When, waking in a cold perspiration, he moved on the divan, Natasha went up and asked him what was the matter. He did not answer and looked at her strangely, not understanding.

That was what had happened to him two days before Princess Mary's arrival. From that day, as the doctor expressed it, the wasting fever assumed a malignant character, but what the doctor said did not interest Natasha, she saw the terrible moral symptoms which to her were more convincing.

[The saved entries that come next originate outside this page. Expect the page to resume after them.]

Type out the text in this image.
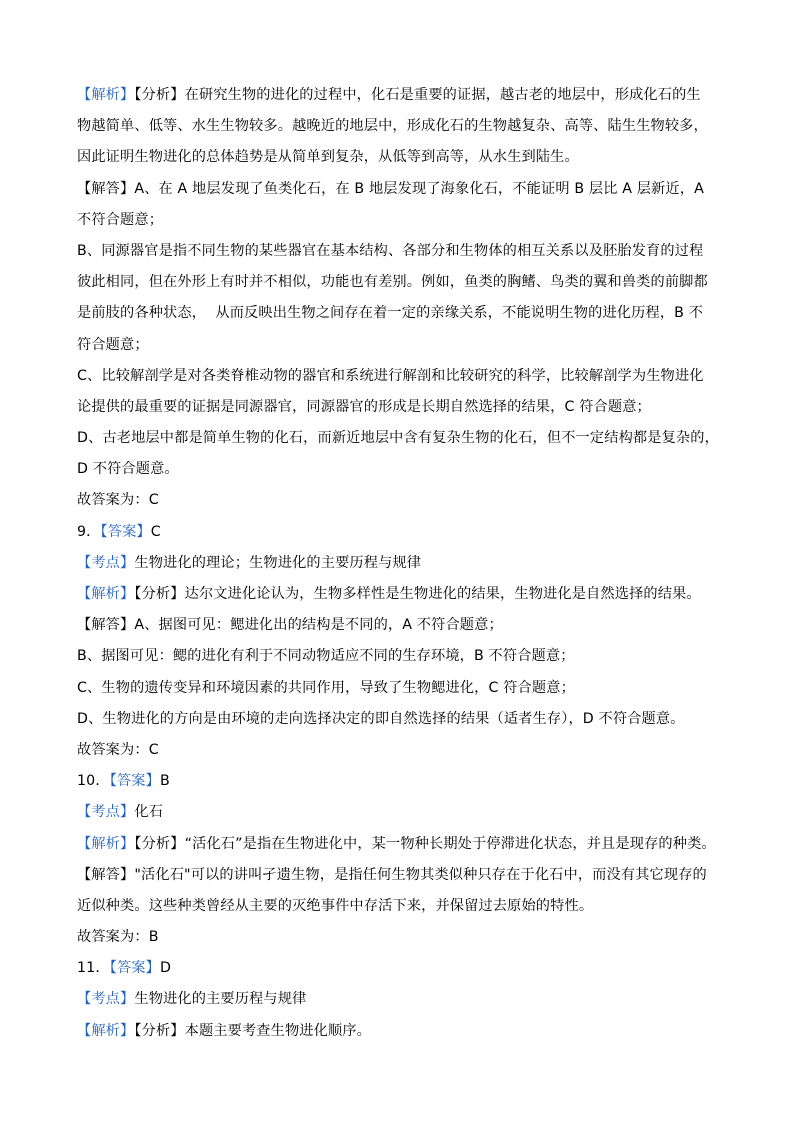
【解析】【分析】在研究生物的进化的过程中，化石是重要的证据，越古老的地层中，形成化石的生
物越简单、低等、水生生物较多。越晚近的地层中，形成化石的生物越复杂、高等、陆生生物较多，
因此证明生物进化的总体趋势是从简单到复杂，从低等到高等，从水生到陆生。
【解答】A、在 A 地层发现了鱼类化石，在 B 地层发现了海象化石，不能证明 B 层比 A 层新近，A
不符合题意；
B、同源器官是指不同生物的某些器官在基本结构、各部分和生物体的相互关系以及胚胎发育的过程
彼此相同，但在外形上有时并不相似，功能也有差别。例如，鱼类的胸鳍、鸟类的翼和兽类的前脚都
是前肢的各种状态，  从而反映出生物之间存在着一定的亲缘关系，不能说明生物的进化历程，B 不
符合题意；
C、比较解剖学是对各类脊椎动物的器官和系统进行解剖和比较研究的科学，比较解剖学为生物进化
论提供的最重要的证据是同源器官，同源器官的形成是长期自然选择的结果，C 符合题意；
D、古老地层中都是简单生物的化石，而新近地层中含有复杂生物的化石，但不一定结构都是复杂的，
D 不符合题意。
故答案为：C
9．【答案】C
【考点】生物进化的理论；生物进化的主要历程与规律
【解析】【分析】达尔文进化论认为，生物多样性是生物进化的结果，生物进化是自然选择的结果。
【解答】A、据图可见：鳃进化出的结构是不同的，A 不符合题意；
B、据图可见：鳃的进化有利于不同动物适应不同的生存环境，B 不符合题意；
C、生物的遗传变异和环境因素的共同作用，导致了生物鳃进化，C 符合题意；
D、生物进化的方向是由环境的走向选择决定的即自然选择的结果（适者生存），D 不符合题意。
故答案为：C
10．【答案】B
【考点】化石
【解析】【分析】“活化石”是指在生物进化中，某一物种长期处于停滞进化状态，并且是现存的种类。
【解答】"活化石"可以的讲叫孑遗生物，是指任何生物其类似种只存在于化石中，而没有其它现存的
近似种类。这些种类曾经从主要的灭绝事件中存活下来，并保留过去原始的特性。
故答案为：B
11．【答案】D
【考点】生物进化的主要历程与规律
【解析】【分析】本题主要考查生物进化顺序。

From that day an awakening from life came to Prince Andrew together with his awakening from sleep. And compared to the duration of life it did not seem to him slower than an awakening from sleep compared to the duration of a dream.

There was nothing terrible or violent in this comparatively slow awakening.

His last days and hours passed in an ordinary and simple way. Both Princess Mary and Natasha, who did not leave him, felt this. They did not weep or shudder and during these last days they themselves felt that they were not attending on him (he was no longer there, he had left them) but on what reminded them most closely of him--his body. Both felt this so strongly that the outward and terrible side of death did not affect them and they did not feel it necessary to foment their grief. Neither in his presence nor out of it did they weep, nor did they ever talk to one another about him. They felt that they could not express in words what they understood.

They both saw that he was sinking slowly and quietly, deeper and deeper, away from them, and they both knew that this had to be so and that it was right.

He confessed, and received communion: everyone came to take leave of him. When they brought his son to him, he pressed his lips to the boy's and turned away, not because he felt it hard and sad (Princess Mary and Natasha understood that) but simply because he thought it was all that was required of him, but when they told him to bless the boy, he did what was demanded and looked round as if asking whether there was anything else he should do.

When the last convulsions of the body, which the spirit was leaving, occurred, Princess Mary and Natasha were present.

"Is it over?" said Princess Mary when his body had for a few minutes lain motionless, growing cold before them. Natasha went up, looked at the dead eyes, and hastened to close them. She closed them but did not kiss them, but clung to that which reminded her most nearly of him--his body.

"Where has he gone? Where is he now?..."

When the body, washed and dressed, lay in the coffin on a table, everyone came to take leave of him and they all wept.

Little Nicholas cried because his heart was rent by painful perplexity. The countess and Sonya cried from pity for Natasha and because he was no more. The old count cried because he felt that before long, he, too, must take the same terrible step.

Natasha and Princess Mary also wept now, but not because of their own personal grief; they wept with a reverent and softening emotion which had taken possession of their souls at the consciousness of the simple and solemn mystery of death that had been accomplished in their presence.